Our editorial team did not originally plan to fly 5,000 miles from Hawaii to Pennsylvania to attend the short (day-and-a-half) First Hindu Mandir Priests Conference, April 27-28, 2012. But a last-minute examination of the program convinced us we needed to be there. Thirty-two priests and 40 adult and youth delegates representing over 20 US and Canadian temples explored the conference theme, "The Role of Priests in Sustaining Dharma in America," from four disparate viewpoints: temple management, Indian priest tradition, Caribbean and other diaspora pandit traditions and Western-raised youth. The conference was a project of the yearly VHP-organized Hindu Mandir Executives' Conference and was organized with the local support of Pittsburgh Hindu Jain Temple and the Sri Venkateshwara Temple.
This is not a comprehensive report on the conference, but an examination of two key issues it addressed: 1) the employment and treatment of the priests and 2) the evolution of Hindu temples in the West as they move beyond the functions of the typical temple in India. Dr. Sheenu Srinivasan, founder of the Connecticut Valley Hindu Temple Society, stated the latter issue succinctly: "While we have succeeded in building temples with attractive architecture and sculptures and staffed them with priests on visas, we have failed in the more important aspect of organizing these temples as centers of authoritative learning and spiritual support."
Pandit Chandrashekar Kashavajjala of the Bharatiya Hindu Temple, Columbus, Ohio, was given the task of enumerating all the problems faced by priests who come to work in America.

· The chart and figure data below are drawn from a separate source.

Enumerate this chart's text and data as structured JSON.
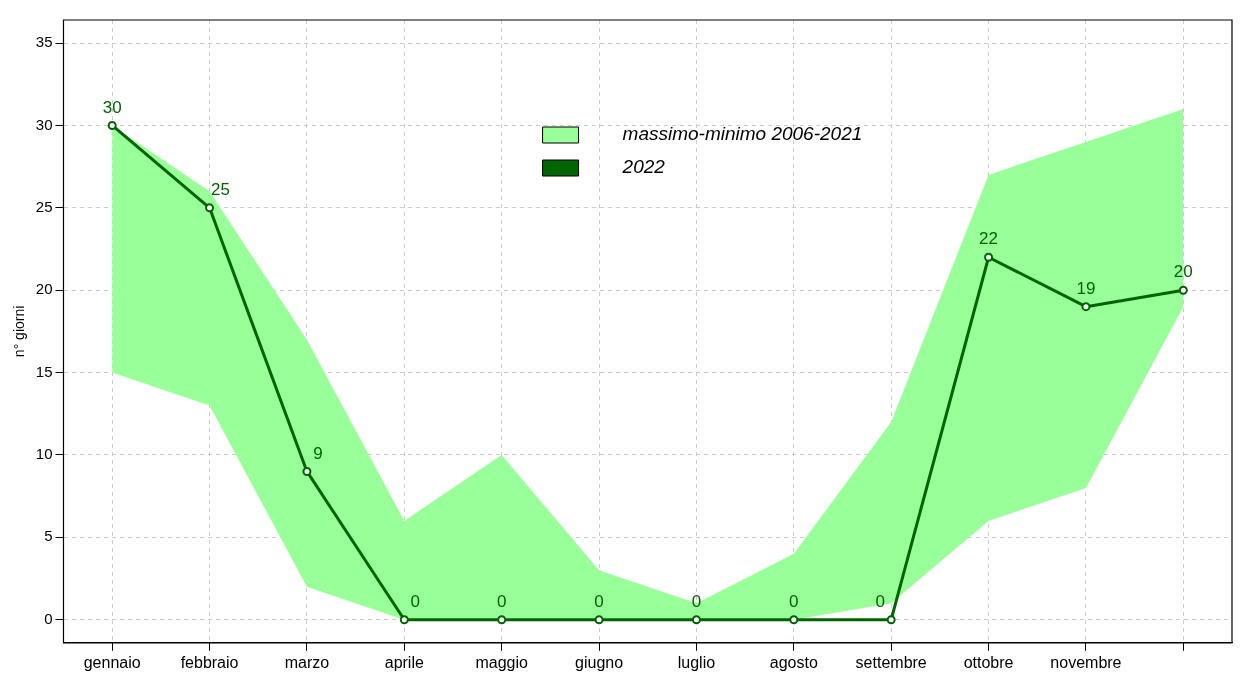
{
  "chart_data": {
    "type": "line",
    "ylabel": "n° giorni",
    "categories": [
      "gennaio",
      "febbraio",
      "marzo",
      "aprile",
      "maggio",
      "giugno",
      "luglio",
      "agosto",
      "settembre",
      "ottobre",
      "novembre",
      null
    ],
    "series": [
      {
        "name": "massimo-minimo 2006-2021",
        "type": "area",
        "color": "#99ff99",
        "values": [
          null,
          null,
          null,
          null,
          null,
          null,
          null,
          null,
          null,
          null,
          null,
          null
        ],
        "lower": [
          15,
          13,
          2,
          0,
          0,
          0,
          0,
          0,
          1,
          6,
          8,
          19
        ],
        "upper": [
          30,
          26,
          17,
          6,
          10,
          3,
          1,
          4,
          12,
          27,
          29,
          31
        ]
      },
      {
        "name": "2022",
        "type": "line",
        "color": "#006400",
        "marker": "circle",
        "values": [
          30,
          25,
          9,
          0,
          0,
          0,
          0,
          0,
          0,
          22,
          19,
          20
        ],
        "value_labels": [
          "30",
          "25",
          "9",
          "0",
          "0",
          "0",
          "0",
          "0",
          "0",
          "22",
          "19",
          "20"
        ]
      }
    ],
    "ylim": [
      -1.4,
      36.4
    ],
    "yticks": [
      0,
      5,
      10,
      15,
      20,
      25,
      30,
      35
    ],
    "grid": true,
    "legend": "top",
    "line_style": "solid"
  }
}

In a good-natured manner, he explained the gulf between what the priests thought would happen in the US, and what actually did happen--the inspiration for our editorial cartoon at right. It was a rare moment for the priests to "get everything off their chests" before an influential group of temple trustees.
Chandrashekar's list of issues was extensive, including low salary, low yearly raises, poor housing, overwork and inadequate health insurance. In particular, the priests resented management's holding their passport--which is actually illegal under US law. Some temples have restricted priests from marrying within a certain number of years, usually two or three, after commencing work--and once they are married, temples have failed to provide housing for the couple or health insurance that covers the wife. Sometimes priests have been used as pawns in disputes between trustees, making them insecure. Finally, said Chandrashekar, "proper encouragement and appreciation needs to be given to the priest at a regular interval or after performing major rituals."

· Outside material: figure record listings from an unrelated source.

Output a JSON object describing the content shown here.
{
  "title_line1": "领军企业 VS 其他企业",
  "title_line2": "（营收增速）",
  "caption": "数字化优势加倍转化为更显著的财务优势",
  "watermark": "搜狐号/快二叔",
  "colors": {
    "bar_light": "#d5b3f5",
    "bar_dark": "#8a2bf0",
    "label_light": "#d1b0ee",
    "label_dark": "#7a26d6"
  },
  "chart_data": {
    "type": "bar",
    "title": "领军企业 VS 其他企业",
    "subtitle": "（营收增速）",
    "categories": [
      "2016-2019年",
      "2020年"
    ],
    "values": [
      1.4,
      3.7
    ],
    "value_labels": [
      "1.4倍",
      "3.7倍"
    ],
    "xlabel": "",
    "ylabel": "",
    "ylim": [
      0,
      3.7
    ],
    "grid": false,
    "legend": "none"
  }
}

Forty-three percent of Hindus in the US earn more than $100,000/year. Most temple trustees are in this category, while the priests might be offered as little as $23,000/year to start--a huge disparity. Several speakers explained the priests want to attain the same standard of living as most of the temple devotees--to be able to "take care of their families," including providing a good education for their children. A priest at Tirupati temple in India, one of the richest religious institutions in the world, earns $3,600/year. He can be forgiven for thinking $30,000/year is a decent salary in the US. In fact, it is barely above the poverty line--$24,000--for a family of four. This income disparity was clearly an important issue for the priests, both practically and emotionally.
Such a disparity does not exist for Christian pastors, who are regarded in US communities as professionals on the level of lawyers or doctors. The average salary of a pastor is $85,000/year as of 2012. He or she usually holds a master's degree and has extensive responsibility for the church's operation.